Here, 353 indicates a surface of the piezoelectric element 35 on the load pivot 33 side, and 35b indicates a surface of the piezoelectric element 35 on the pressure support spring section 34 side.

In this case, the vibration of the floating head slider 31 is applied to the surface 35a of the piezoelectric element 35 via the load point pivot 33. On the other hand, vibrations on the opposite surface 31b are suppressed by the load spring force.

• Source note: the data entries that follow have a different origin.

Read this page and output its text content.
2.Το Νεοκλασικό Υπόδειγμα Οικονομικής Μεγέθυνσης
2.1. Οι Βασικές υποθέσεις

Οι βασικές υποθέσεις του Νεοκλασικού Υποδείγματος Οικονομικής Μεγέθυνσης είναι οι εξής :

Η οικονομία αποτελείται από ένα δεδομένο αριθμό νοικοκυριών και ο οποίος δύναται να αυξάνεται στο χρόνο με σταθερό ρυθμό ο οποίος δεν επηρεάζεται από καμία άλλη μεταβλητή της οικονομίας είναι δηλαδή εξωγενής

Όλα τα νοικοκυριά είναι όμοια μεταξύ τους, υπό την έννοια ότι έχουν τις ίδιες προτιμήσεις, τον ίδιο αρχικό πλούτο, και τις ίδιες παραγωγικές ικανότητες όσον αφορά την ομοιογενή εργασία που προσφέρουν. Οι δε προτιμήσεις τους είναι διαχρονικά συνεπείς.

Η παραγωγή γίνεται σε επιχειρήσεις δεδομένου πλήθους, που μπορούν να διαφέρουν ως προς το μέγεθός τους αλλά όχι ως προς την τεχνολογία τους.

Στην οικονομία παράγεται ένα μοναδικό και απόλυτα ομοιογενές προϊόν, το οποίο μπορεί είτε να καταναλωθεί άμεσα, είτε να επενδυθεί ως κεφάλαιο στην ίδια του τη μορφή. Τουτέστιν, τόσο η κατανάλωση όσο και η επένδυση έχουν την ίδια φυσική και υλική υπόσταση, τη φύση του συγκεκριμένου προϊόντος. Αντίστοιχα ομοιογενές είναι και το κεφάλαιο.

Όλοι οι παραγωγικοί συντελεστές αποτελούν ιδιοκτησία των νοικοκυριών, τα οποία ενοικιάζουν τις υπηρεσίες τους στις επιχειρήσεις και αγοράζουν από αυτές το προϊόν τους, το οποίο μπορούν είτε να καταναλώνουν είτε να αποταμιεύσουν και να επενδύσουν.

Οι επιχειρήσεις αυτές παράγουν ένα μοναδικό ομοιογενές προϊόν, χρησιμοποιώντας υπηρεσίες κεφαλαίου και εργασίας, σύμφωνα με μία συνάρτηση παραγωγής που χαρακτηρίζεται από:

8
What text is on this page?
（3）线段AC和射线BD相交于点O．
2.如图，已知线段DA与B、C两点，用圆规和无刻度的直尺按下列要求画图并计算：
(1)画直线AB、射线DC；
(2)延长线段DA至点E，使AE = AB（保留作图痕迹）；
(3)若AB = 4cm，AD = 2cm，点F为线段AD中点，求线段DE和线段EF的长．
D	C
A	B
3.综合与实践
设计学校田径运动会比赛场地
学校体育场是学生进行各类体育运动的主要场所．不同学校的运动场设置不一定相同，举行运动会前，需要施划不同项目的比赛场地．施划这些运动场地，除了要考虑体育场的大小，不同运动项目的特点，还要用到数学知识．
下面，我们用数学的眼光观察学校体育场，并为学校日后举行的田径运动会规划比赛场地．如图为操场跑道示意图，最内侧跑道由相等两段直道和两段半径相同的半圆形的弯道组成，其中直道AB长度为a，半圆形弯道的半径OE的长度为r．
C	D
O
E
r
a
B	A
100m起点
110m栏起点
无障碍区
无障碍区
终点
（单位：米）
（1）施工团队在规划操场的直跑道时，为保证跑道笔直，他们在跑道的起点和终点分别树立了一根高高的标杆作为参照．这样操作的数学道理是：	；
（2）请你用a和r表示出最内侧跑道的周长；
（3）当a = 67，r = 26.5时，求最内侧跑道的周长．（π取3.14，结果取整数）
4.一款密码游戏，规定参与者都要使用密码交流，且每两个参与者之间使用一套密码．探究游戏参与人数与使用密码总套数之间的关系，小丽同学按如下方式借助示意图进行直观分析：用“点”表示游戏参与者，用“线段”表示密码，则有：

Therefore, in this embodiment as well, the sensitivity of the piezoelectric element 25 can be significantly improved compared to the conventional piezoelectric element 5 which has a free space on one side.

〔Effect of the invention〕

From the above, according to the present invention, the piezoelectric element is disposed on the lower or upper surface of the load pivot, and the vibration suppressing force by the load spring acts on one side of the piezoelectric element, so that the floating force applied to the other side of the piezoelectric element causes the slider to It has the advantage of being able to detect minute vibrations with high sensitivity.

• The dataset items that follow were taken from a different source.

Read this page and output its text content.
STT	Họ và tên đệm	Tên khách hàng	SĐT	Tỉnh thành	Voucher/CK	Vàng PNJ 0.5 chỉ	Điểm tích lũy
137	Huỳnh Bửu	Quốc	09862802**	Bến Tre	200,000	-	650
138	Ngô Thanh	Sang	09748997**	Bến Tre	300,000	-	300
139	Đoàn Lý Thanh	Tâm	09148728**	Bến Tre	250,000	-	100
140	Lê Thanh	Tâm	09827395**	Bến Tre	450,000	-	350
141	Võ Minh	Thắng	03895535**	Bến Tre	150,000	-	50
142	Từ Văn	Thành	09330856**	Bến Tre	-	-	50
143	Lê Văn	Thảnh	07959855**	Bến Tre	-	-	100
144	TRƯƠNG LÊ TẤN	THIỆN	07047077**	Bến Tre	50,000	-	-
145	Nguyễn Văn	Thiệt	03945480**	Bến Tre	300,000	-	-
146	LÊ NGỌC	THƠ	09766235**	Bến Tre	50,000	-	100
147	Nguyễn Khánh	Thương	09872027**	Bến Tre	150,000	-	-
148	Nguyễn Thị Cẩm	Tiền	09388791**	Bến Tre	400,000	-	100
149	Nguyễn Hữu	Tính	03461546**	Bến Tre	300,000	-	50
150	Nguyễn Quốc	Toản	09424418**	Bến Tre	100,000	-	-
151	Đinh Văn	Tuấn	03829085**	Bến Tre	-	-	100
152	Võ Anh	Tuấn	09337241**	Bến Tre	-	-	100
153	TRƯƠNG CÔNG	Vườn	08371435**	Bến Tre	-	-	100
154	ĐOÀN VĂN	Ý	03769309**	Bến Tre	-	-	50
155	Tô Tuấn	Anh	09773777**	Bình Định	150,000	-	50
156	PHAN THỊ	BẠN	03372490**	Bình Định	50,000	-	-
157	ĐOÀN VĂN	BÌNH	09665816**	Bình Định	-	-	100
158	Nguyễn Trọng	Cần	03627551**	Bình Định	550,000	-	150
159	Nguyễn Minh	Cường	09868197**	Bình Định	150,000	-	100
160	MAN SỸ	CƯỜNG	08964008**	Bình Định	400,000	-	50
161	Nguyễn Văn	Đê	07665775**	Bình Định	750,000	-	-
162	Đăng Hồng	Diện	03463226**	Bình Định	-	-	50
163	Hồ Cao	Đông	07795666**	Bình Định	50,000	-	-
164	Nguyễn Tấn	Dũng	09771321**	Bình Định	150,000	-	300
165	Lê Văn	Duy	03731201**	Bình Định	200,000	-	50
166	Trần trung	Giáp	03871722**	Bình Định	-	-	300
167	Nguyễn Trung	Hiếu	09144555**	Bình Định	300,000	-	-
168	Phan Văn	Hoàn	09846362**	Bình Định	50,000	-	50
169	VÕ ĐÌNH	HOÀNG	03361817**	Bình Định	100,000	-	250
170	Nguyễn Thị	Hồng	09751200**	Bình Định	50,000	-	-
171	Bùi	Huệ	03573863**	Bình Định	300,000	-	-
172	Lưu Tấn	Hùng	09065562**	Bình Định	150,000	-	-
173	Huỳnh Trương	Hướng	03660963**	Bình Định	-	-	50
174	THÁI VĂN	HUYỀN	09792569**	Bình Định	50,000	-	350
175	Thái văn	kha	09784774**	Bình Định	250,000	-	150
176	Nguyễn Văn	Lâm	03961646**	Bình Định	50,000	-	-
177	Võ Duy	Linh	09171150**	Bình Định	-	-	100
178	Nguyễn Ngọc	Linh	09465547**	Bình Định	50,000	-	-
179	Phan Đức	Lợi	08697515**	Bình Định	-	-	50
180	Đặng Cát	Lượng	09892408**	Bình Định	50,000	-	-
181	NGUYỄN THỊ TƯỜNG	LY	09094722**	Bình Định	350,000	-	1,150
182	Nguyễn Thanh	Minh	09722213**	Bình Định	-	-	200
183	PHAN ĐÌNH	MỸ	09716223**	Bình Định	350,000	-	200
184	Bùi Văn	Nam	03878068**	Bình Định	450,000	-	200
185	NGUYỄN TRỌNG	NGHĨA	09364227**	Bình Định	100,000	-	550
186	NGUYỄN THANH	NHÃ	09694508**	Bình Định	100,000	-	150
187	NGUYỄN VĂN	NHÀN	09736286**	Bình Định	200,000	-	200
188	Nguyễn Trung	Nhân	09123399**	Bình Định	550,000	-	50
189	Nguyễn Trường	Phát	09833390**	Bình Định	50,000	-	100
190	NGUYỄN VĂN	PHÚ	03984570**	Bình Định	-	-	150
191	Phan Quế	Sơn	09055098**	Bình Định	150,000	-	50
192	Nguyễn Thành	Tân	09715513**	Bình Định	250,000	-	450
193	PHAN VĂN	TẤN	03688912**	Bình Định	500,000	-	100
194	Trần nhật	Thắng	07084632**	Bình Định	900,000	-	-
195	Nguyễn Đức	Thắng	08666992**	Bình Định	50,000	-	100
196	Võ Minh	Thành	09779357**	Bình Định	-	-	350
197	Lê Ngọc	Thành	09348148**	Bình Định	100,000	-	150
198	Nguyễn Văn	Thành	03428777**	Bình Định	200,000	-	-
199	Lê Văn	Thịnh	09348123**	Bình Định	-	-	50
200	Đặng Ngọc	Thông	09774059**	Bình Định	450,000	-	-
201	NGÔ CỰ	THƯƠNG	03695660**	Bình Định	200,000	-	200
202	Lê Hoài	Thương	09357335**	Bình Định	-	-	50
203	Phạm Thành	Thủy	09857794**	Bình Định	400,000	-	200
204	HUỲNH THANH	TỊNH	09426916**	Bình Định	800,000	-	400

[Brief explanation of drawings]

FIG. 1 ta) is a plan view of a floating head slider sensor according to a first embodiment of the present invention, FIG. FIG. 2 is a plan view of the floating head slider sensor of the example (bl is a front view showing a part of it as an end surface, FIG. 3 fal is a plan view of the floating head slider sensor of the third embodiment, FIG. 3) (111 is a front view showing a part of it as an end surface, FIG. 4 is a characteristic diagram showing the results of a sensitivity comparison test between the first embodiment and a conventional floating slider sensor, and FIG. 5 (a) ) is a plan view of a conventional floating head slider sensor, FIG. 5 (bl is a front view partially shown as an end face), and FIG. 6 is a diagram of the conventional floating head slider sensor in use. 11.21. 31...Sodo slider to floating, 12, 2
2.32...Slider gimbal support part, 13.23.
33... Load point pivot, 14.24.34... Pressure support spring section, 15.25.35... Piezoelectric element.

Claims (2)

[Claims] (1) comprising a floating head slider, a slider gimbal support part coupled to the floating head slider, and a pressure support spring coupled to an end of the slider gimbal support part; A floating head slider sensor configured to apply a load to the floating head slider via a load point pivot portion whose tip portion is formed to protrude from the back surface of the slider gimbal support portion, the load point pivot portion and the pressure support portion. A floating head slider sensor characterized in that a piezoelectric element is adhesively disposed between the spring section or between the load point pivot section and the head slider. (2) comprising a floating head slider, a slider gimbal support part coupled to the floating head slider, and a pressure support spring coupled to an end of the slider gimbal support part; A floating head slider sensor configured to apply a load to the floating head slider via a load point pivot portion whose tip portion is formed to protrude from the back surface of the slider gimbal support portion, the load point pivot portion and the pressure support portion. A floating head slider sensor characterized by having a piezoelectric element inserted between the spring part and the spring part.